Dopo Londra e Amsterdam, anche la Regione Lombardia ha legiferato in materia di sharing economy con la legge regionale approvata di recente con 40 voti a favore. In questo modo il capoluogo lombardo comincia a regolamentare il tema delle strutture ricettive non alberghiere gestite da privati e si allinea alle maggiori capitali europee che si sono già mosse in tal senso.

Fino a oggi, i lombardi che affittavano o condividevano oltre tre alloggi di proprietà dovevano gestirli in forma d’impresa alberghiera. In caso contrario si ricadeva nell’illegalità. Le nuove norme stabiliscono, invece, che l’home sharing non è classificato come attività professionale e che i residenti in Lombardia sono liberi di condividere le loro case occasionalmente, in cambio di un pagamento. Chi affitta in più di tre alloggi deve rispettare alcuni standard in materia di igiene, abitabilità e fasce di prezzo, comunicando in anticipo dei minimi e dei massimi. Occorre stipulare le assicurazioni di responsabilità civile, ma non c’è più l’obbligo di segnaletica fuori dagli appartamenti, oltre ad essere alleggeriti i complessi oneri di notificazione vigenti fino ad oggi.
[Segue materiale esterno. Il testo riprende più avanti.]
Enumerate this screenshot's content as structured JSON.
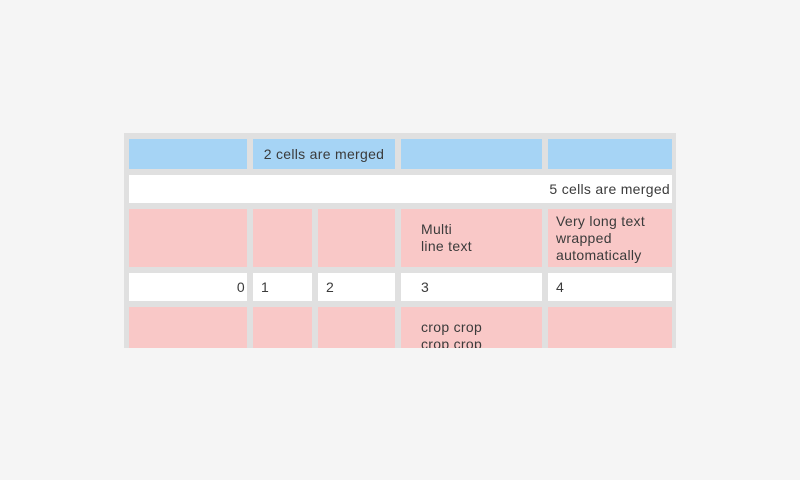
{
  "widget": "table",
  "colors": {
    "page_background": "#f5f5f5",
    "grid_background": "#e0e0e0",
    "header_cell_blue": "#a6d4f5",
    "highlight_cell_pink": "#f9c8c7",
    "plain_cell_white": "#ffffff",
    "text": "#3b3b3b"
  },
  "table": {
    "rows": [
      {
        "style": "blue",
        "cells": [
          {
            "text": ""
          },
          {
            "text": "2 cells are merged",
            "colspan": 2
          },
          {
            "text": ""
          },
          {
            "text": ""
          }
        ]
      },
      {
        "style": "white",
        "cells": [
          {
            "text": "5 cells are merged",
            "colspan": 5,
            "align": "right"
          }
        ]
      },
      {
        "style": "pink",
        "cells": [
          {
            "text": ""
          },
          {
            "text": ""
          },
          {
            "text": ""
          },
          {
            "text": "Multi\nline text"
          },
          {
            "text": "Very long text wrapped automatically"
          }
        ]
      },
      {
        "style": "white",
        "cells": [
          {
            "text": "0",
            "align": "right"
          },
          {
            "text": "1"
          },
          {
            "text": "2"
          },
          {
            "text": "3"
          },
          {
            "text": "4"
          }
        ]
      },
      {
        "style": "pink",
        "cells": [
          {
            "text": ""
          },
          {
            "text": ""
          },
          {
            "text": ""
          },
          {
            "text": "crop crop crop crop"
          },
          {
            "text": ""
          }
        ]
      }
    ]
  }
}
La legge stabilisce che affittare occasionalmente case non è un’attività professionale. Per gli host molti meno oneri burocratici. Rimane l’obbligo di comunicare alla Questura i propri ospiti

Siamo davvero felici che anche il mondo politico italiano stia prendendo una posizione in tema di home sharing e che venga così riconosciuto l’impatto positivo che questo fenomeno ha avuto e sta avendo sempre di più sui flussi turistici a Milano e nell’intera Lombardia anche e soprattutto durante EXPO. – commenta Giovanni Quaglia, PR Manager Italia di Wimdu, la più grande piattaforma europea per la ricerca di appartamenti privati in città – Naturalmente siamo a completa disposizione per lavorare fianco a fianco delle Autorità per contribuire a migliorare il quadro legislativo di riferimento.